SOLVE@Waterfront’s approach is to work collaboratively with tenants, stakeholders and consumers to highlight the issues, identify and build on the work that is already being done, and together find new and better ways of fulfilling our goals.

The Waterfront’s tenants and stakeholders include entities and people who might be considered to have conflicting concerns: commercial fishing companies like I&J, for instance, are based in the precinct alongside entities with an educational and environmental focus like the Two Oceans Aquarium Education Foundation. SOLVE’s position is that complexity can be best managed only if stakeholders come together in an open, collaborative way to co-create outcomes that are innovative, pragmatic and support our commitment to sustainability.

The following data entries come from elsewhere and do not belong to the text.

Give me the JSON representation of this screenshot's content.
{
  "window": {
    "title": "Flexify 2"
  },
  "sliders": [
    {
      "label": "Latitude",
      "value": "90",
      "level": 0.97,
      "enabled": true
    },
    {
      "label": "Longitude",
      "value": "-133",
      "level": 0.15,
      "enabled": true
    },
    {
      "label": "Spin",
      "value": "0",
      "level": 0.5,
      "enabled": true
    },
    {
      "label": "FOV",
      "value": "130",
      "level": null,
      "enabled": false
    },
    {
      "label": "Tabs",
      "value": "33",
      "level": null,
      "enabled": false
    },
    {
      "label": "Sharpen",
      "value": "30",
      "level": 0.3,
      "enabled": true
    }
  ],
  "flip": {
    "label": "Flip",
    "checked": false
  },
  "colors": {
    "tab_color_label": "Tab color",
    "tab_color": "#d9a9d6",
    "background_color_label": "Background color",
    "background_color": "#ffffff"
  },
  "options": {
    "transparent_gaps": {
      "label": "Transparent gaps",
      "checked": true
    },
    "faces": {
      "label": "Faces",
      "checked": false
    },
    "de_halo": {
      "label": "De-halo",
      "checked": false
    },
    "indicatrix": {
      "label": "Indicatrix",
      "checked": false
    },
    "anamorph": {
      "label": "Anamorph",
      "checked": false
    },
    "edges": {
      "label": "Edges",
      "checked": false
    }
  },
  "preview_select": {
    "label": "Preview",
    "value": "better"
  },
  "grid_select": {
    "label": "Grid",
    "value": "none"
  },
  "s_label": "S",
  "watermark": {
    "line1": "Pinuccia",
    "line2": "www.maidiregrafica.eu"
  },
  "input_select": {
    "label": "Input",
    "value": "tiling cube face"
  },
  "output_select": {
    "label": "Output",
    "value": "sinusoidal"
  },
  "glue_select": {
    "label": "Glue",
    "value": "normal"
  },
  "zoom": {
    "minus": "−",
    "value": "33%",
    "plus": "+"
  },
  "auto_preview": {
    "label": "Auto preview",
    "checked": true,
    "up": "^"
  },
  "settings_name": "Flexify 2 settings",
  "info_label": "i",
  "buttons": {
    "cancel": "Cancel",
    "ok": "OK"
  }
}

That is a quality of engagement that this first Ocean Cluster workshop is intended to initiate and accelerate.

The questions with which we do and will wrestle, are questions like:

  • How might we innovate in this complex, contested space?
  • How might we find new and sustainable ways to support communities and livelihoods?
  • How might we work with our restaurants, and they with consumers, to make more informed and conscious choices?

These are things we don’t have the answers for yet, but which drive our work.